This bonus newsletter is a monthly feature for paid subscribers, the tenth in the series. These extras showcase edited interviews with someone whose work intersects in some way with this newsletter’s focus—place, history, writing. I hope you enjoy this one and those to come.
Introduction
For a couple years in the mid-2000s, Michael Paul Nelson and I overlapped at the University of Idaho. Michael was an environmental philosopher who helped deepen the interdisciplinary work on campus, including in programs I was part of. He was then—and is now—a model of the collaborative scholar. Today, he is a professor of environmental ethics and philosophy at Oregon State University in its Forest Ecosystems and Society program. Michael is a widely published scholar and editor of important work in a variety of venues, including those read well beyond the academy.
Adam Sowards
Who are you and how do you describe your work?
Michael Paul Nelson
My name is Michael Paul Nelson, and I'm a philosopher by training. But I am an intensely interdisciplinary scholar. I collaborate with ecologists. I collaborate with social scientists. Lately, I've been collaborating with artists and designers.
One of the things that happened to me over the course of my career is I describe myself as becoming increasingly undisciplined. I have few disciplinary loyalties, so I'm very opportunistic with the projects that I engage in.
Adam
Why did you become a philosopher and particularly one committed to the environment?
Michael
When I went to college, I was a biology major, because when you're in high school, you only get exposed to a few disciplines. You don't know what anything is, and you don't even know necessarily how your mind works within a larger disciplinary setting.

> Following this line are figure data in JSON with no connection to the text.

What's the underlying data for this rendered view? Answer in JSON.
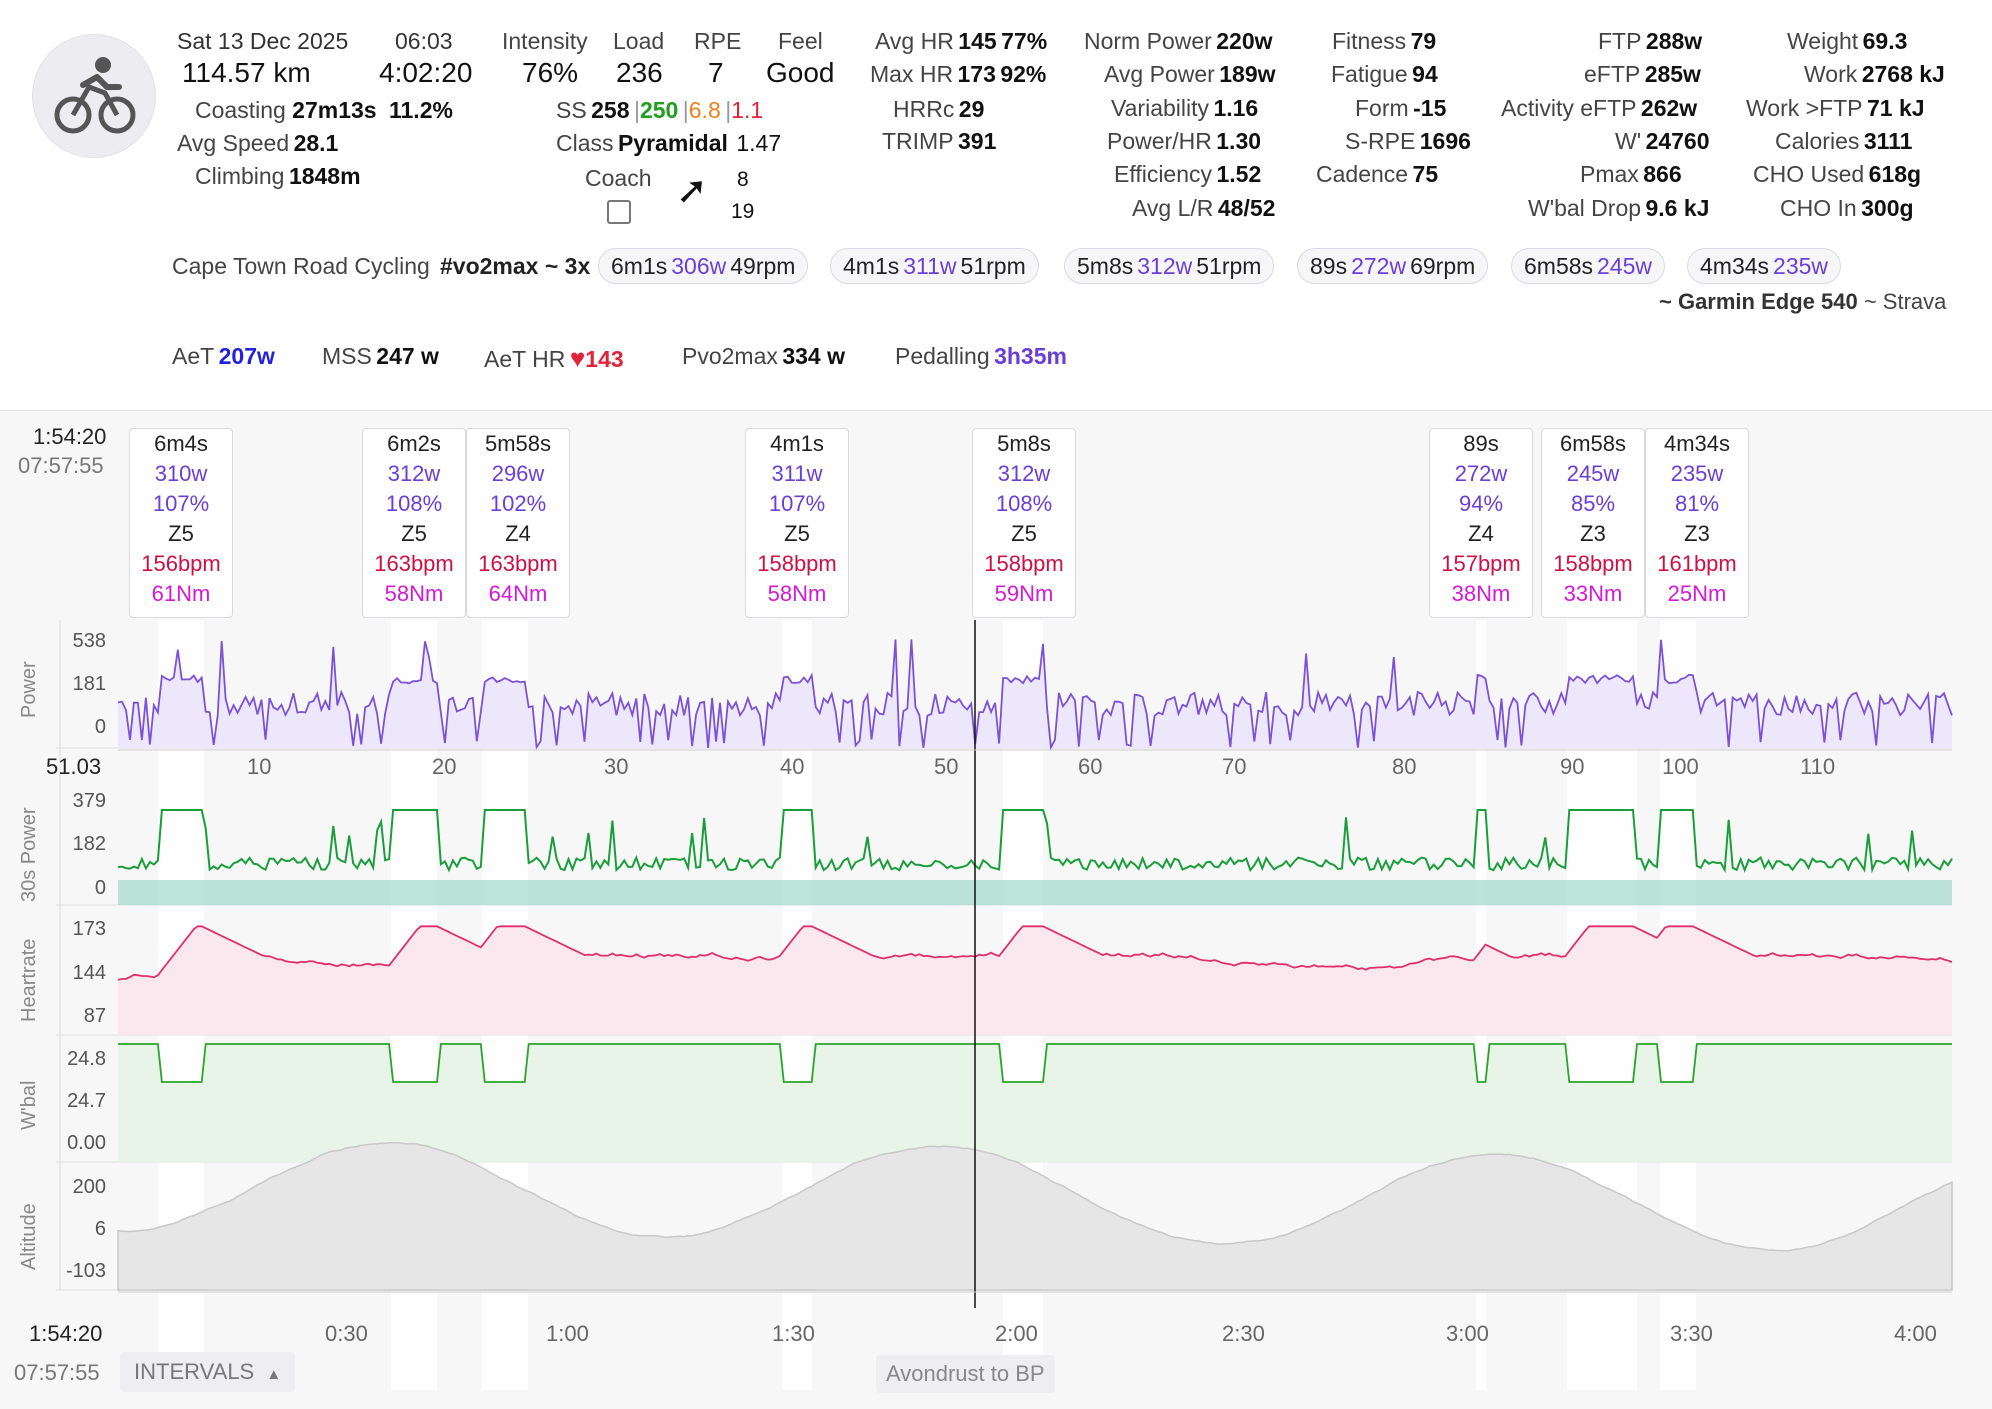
{
  "header": {
    "date": "Sat 13 Dec 2025",
    "time": "06:03",
    "distance": "114.57 km",
    "duration": "4:02:20",
    "intensity_label": "Intensity",
    "intensity": "76%",
    "load_label": "Load",
    "load": "236",
    "rpe_label": "RPE",
    "rpe": "7",
    "feel_label": "Feel",
    "feel": "Good",
    "coasting_label": "Coasting",
    "coasting": "27m13s",
    "coasting_pct": "11.2%",
    "avg_speed_label": "Avg Speed",
    "avg_speed": "28.1",
    "climbing_label": "Climbing",
    "climbing": "1848m",
    "ss_label": "SS",
    "ss": "258",
    "ss_a": "250",
    "ss_b": "6.8",
    "ss_c": "1.1",
    "sep": "|",
    "class_label": "Class",
    "class_value": "Pyramidal",
    "class_num": "1.47",
    "coach_label": "Coach",
    "trend_top": "8",
    "trend_bottom": "19",
    "arrow_glyph": "➚"
  },
  "hr_block": {
    "avg_hr_label": "Avg HR",
    "avg_hr": "145",
    "avg_hr_pct": "77%",
    "max_hr_label": "Max HR",
    "max_hr": "173",
    "max_hr_pct": "92%",
    "hrrc_label": "HRRc",
    "hrrc": "29",
    "trimp_label": "TRIMP",
    "trimp": "391"
  },
  "power_block": {
    "norm_power_label": "Norm Power",
    "norm_power": "220w",
    "avg_power_label": "Avg Power",
    "avg_power": "189w",
    "variability_label": "Variability",
    "variability": "1.16",
    "power_hr_label": "Power/HR",
    "power_hr": "1.30",
    "efficiency_label": "Efficiency",
    "efficiency": "1.52",
    "avg_lr_label": "Avg L/R",
    "avg_lr": "48/52"
  },
  "fitness_block": {
    "fitness_label": "Fitness",
    "fitness": "79",
    "fatigue_label": "Fatigue",
    "fatigue": "94",
    "form_label": "Form",
    "form": "-15",
    "srpe_label": "S-RPE",
    "srpe": "1696",
    "cadence_label": "Cadence",
    "cadence": "75"
  },
  "ftp_block": {
    "ftp_label": "FTP",
    "ftp": "288w",
    "eftp_label": "eFTP",
    "eftp": "285w",
    "activity_eftp_label": "Activity eFTP",
    "activity_eftp": "262w",
    "wprime_label": "W'",
    "wprime": "24760",
    "pmax_label": "Pmax",
    "pmax": "866",
    "wbal_drop_label": "W'bal Drop",
    "wbal_drop": "9.6 kJ"
  },
  "work_block": {
    "weight_label": "Weight",
    "weight": "69.3",
    "work_label": "Work",
    "work": "2768 kJ",
    "work_ftp_label": "Work >FTP",
    "work_ftp": "71 kJ",
    "calories_label": "Calories",
    "calories": "3111",
    "cho_used_label": "CHO Used",
    "cho_used": "618g",
    "cho_in_label": "CHO In",
    "cho_in": "300g"
  },
  "activity": {
    "name": "Cape Town Road Cycling",
    "tag": "#vo2max ~ 3x",
    "device": "~ Garmin Edge 540",
    "source": "~ Strava"
  },
  "pills": [
    {
      "dur": "6m1s",
      "watts": "306w",
      "rpm": "49rpm"
    },
    {
      "dur": "4m1s",
      "watts": "311w",
      "rpm": "51rpm"
    },
    {
      "dur": "5m8s",
      "watts": "312w",
      "rpm": "51rpm"
    },
    {
      "dur": "89s",
      "watts": "272w",
      "rpm": "69rpm"
    },
    {
      "dur": "6m58s",
      "watts": "245w",
      "rpm": ""
    },
    {
      "dur": "4m34s",
      "watts": "235w",
      "rpm": ""
    }
  ],
  "thresholds": {
    "aet_label": "AeT",
    "aet": "207w",
    "mss_label": "MSS",
    "mss": "247 w",
    "aet_hr_label": "AeT HR",
    "aet_hr": "143",
    "heart_glyph": "♥",
    "pvo2max_label": "Pvo2max",
    "pvo2max": "334 w",
    "pedalling_label": "Pedalling",
    "pedalling": "3h35m"
  },
  "cursor": {
    "elapsed": "1:54:20",
    "clock": "07:57:55",
    "distance_value": "51.03",
    "bottom_elapsed": "1:54:20",
    "bottom_clock": "07:57:55"
  },
  "intervals": [
    {
      "dur": "6m4s",
      "watts": "310w",
      "pct": "107%",
      "zone": "Z5",
      "hr": "156bpm",
      "torque": "61Nm"
    },
    {
      "dur": "6m2s",
      "watts": "312w",
      "pct": "108%",
      "zone": "Z5",
      "hr": "163bpm",
      "torque": "58Nm"
    },
    {
      "dur": "5m58s",
      "watts": "296w",
      "pct": "102%",
      "zone": "Z4",
      "hr": "163bpm",
      "torque": "64Nm"
    },
    {
      "dur": "4m1s",
      "watts": "311w",
      "pct": "107%",
      "zone": "Z5",
      "hr": "158bpm",
      "torque": "58Nm"
    },
    {
      "dur": "5m8s",
      "watts": "312w",
      "pct": "108%",
      "zone": "Z5",
      "hr": "158bpm",
      "torque": "59Nm"
    },
    {
      "dur": "89s",
      "watts": "272w",
      "pct": "94%",
      "zone": "Z4",
      "hr": "157bpm",
      "torque": "38Nm"
    },
    {
      "dur": "6m58s",
      "watts": "245w",
      "pct": "85%",
      "zone": "Z3",
      "hr": "158bpm",
      "torque": "33Nm"
    },
    {
      "dur": "4m34s",
      "watts": "235w",
      "pct": "81%",
      "zone": "Z3",
      "hr": "161bpm",
      "torque": "25Nm"
    }
  ],
  "charts": {
    "power": {
      "label": "Power",
      "ticks": [
        "538",
        "181",
        "0"
      ]
    },
    "power30": {
      "label": "30s Power",
      "ticks": [
        "379",
        "182",
        "0"
      ]
    },
    "hr": {
      "label": "Heartrate",
      "ticks": [
        "173",
        "144",
        "87"
      ]
    },
    "wbal": {
      "label": "W'bal",
      "ticks": [
        "24.8",
        "24.7",
        "0.00"
      ]
    },
    "altitude": {
      "label": "Altitude",
      "ticks": [
        "200",
        "6",
        "-103"
      ]
    },
    "distance_ticks": [
      "10",
      "20",
      "30",
      "40",
      "50",
      "60",
      "70",
      "80",
      "90",
      "100",
      "110"
    ],
    "time_ticks": [
      "0:30",
      "1:00",
      "1:30",
      "2:00",
      "2:30",
      "3:00",
      "3:30",
      "4:00"
    ]
  },
  "footer": {
    "intervals_label": "INTERVALS",
    "caret_glyph": "▲",
    "route": "Avondrust to BP"
  },
  "colors": {
    "power_line": "#7b52d6",
    "hr_line": "#e0306a",
    "wbal_line": "#2aa52a",
    "altitude_fill": "#e6e6e6"
  }
}
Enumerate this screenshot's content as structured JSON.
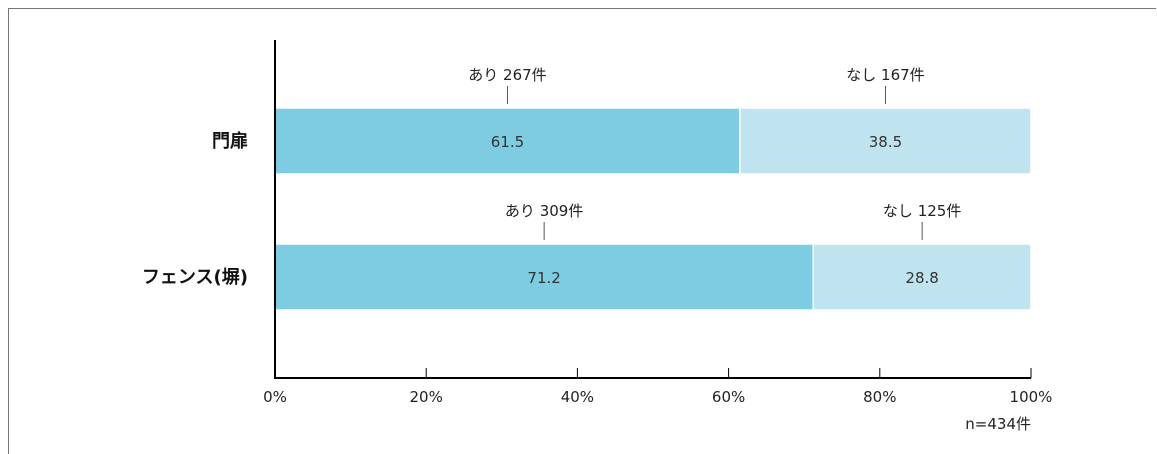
{
  "chart_data": {
    "type": "bar",
    "orientation": "horizontal",
    "stacked": true,
    "categories": [
      "門扉",
      "フェンス(塀)"
    ],
    "series": [
      {
        "name": "あり",
        "values": [
          61.5,
          71.2
        ],
        "counts": [
          "あり 267件",
          "あり 309件"
        ],
        "color": "#7ecce2"
      },
      {
        "name": "なし",
        "values": [
          38.5,
          28.8
        ],
        "counts": [
          "なし 167件",
          "なし 125件"
        ],
        "color": "#bfe4ef"
      }
    ],
    "x_ticks": [
      "0%",
      "20%",
      "40%",
      "60%",
      "80%",
      "100%"
    ],
    "xlim": [
      0,
      100
    ],
    "note": "n=434件",
    "grid": false
  }
}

Like all college students, I had to take some general degree requirements. One of them was a philosophy class with a great instructor. I realized that that's kind of just the way my brain worked, that I thought about things in a certain way, thinking about concepts and underlying ideas and seeing how important they were. I quickly changed to studying philosophy.
I was interested in Western philosophy. Then I became interested in Eastern philosophy. Then when I went to graduate school just for a basic philosophy degree, I discovered applied ethics and animal welfare ethics and the idea that you could talk about the nonhuman world as morally relevant in some way. I was intrigued by that.
I started to see that as something that was at the base of environmental problems—that we had the problems that we had because of the way we thought about ourselves and the world around us. I went from animal welfare ethics or applied ethics to environmental ethics very quickly. It was a kind of natural progression for me just because of how I thought about things.
I didn't have a lot of environmental exposure as a kid. I grew up in a small city and played outside. But my parents weren't backpackers or anything like that. It was more of an intellectual arrival for me than it was the experiences I had in my life.